The eastern fence lights died with a final, sputtering pop, plunging the garden edge into deeper shadow. I pressed my back against the locked guest room door, heart slamming so hard it drowned out Mia’s even breathing from the bed. The ghost of Ronan’s thumb still lingered on my lower lip, a brand hotter than any rival’s claw mark. He had touched me again—deliberately this time, in the hallway where anyone could have seen. And the new canvas they’d found nailed to a tree showed us together. Not side by side. Together. The implication burned like acid.
Mia stirred, murmuring something about clinic shifts before settling back into sleep. Guilt twisted sharper than fear. She trusted me with her secrets, her home, her father. And here I stood, body still humming from a forbidden brush of skin, while outside the pack bled from wounds my obsession had helped open.

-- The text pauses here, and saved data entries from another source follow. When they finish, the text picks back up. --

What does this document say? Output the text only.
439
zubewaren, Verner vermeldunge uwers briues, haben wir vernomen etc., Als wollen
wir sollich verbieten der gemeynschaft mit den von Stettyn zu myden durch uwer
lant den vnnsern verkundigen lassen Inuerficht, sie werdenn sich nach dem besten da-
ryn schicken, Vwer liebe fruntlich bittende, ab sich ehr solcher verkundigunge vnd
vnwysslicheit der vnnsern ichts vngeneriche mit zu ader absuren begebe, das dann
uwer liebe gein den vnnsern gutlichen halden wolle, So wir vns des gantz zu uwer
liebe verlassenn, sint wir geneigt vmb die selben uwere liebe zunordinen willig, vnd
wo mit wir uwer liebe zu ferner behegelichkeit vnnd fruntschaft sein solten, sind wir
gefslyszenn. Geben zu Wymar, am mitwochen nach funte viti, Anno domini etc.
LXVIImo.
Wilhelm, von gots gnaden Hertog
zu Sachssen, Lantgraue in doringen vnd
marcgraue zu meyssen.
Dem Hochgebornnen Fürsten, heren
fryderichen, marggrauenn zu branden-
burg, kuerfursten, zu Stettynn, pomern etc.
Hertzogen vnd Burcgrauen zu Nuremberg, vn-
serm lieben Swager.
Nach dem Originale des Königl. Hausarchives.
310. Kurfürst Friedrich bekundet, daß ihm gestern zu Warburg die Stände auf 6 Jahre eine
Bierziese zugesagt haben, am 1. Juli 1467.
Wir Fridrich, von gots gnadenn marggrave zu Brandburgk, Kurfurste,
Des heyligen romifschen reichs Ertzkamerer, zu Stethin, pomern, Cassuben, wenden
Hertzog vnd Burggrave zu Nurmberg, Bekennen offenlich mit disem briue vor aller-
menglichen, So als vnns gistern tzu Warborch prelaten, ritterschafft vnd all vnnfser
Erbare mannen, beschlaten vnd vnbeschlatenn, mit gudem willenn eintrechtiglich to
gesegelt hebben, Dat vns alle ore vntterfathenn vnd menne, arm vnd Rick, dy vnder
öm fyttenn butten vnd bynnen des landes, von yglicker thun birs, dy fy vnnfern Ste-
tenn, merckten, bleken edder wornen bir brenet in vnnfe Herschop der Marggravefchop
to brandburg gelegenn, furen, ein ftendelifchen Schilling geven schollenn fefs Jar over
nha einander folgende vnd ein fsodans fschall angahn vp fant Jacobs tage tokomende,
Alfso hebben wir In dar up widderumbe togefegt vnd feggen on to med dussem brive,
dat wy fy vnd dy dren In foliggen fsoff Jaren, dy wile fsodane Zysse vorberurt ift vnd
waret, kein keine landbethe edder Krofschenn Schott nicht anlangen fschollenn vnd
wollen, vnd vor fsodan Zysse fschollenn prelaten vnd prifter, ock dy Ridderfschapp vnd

I didn’t dare turn on a light. Instead, I moved to the window, parting the curtain a fraction. Flashlights swept the tree line in disciplined arcs—enforcers fanning out under Jace’s quiet orders. Ronan would be among them soon, shifting or directing from the front, his massive frame cutting through the night like the Alpha he was born to be. The thought sent an unwelcome thrill through me, quickly smothered by dread. Every step he took away from the house left me more exposed. Every second the stolen canvases remained out there painted a target on his back as much as mine.
A soft vibration buzzed from my phone on the nightstand. Unknown number again. My stomach dropped. I snatched it up, thumb hesitating over the answer button. The screen glowed in the dark, casting eerie light across Mia’s sleeping face. I slipped into the attached bathroom, closing the door before accepting the call.
Static hissed, then the same distorted rasp from before slithered through the speaker. “Did you like the gift on the tree, little omega? The one where his hand rests on your throat like it belongs there. Artistic. Almost as good as the ones still locked in my keeping.”
My free hand flew to my own throat, pulse fluttering wildly beneath my fingers. “Who are you?” I whispered, voice barely audible. “Why are you doing this?”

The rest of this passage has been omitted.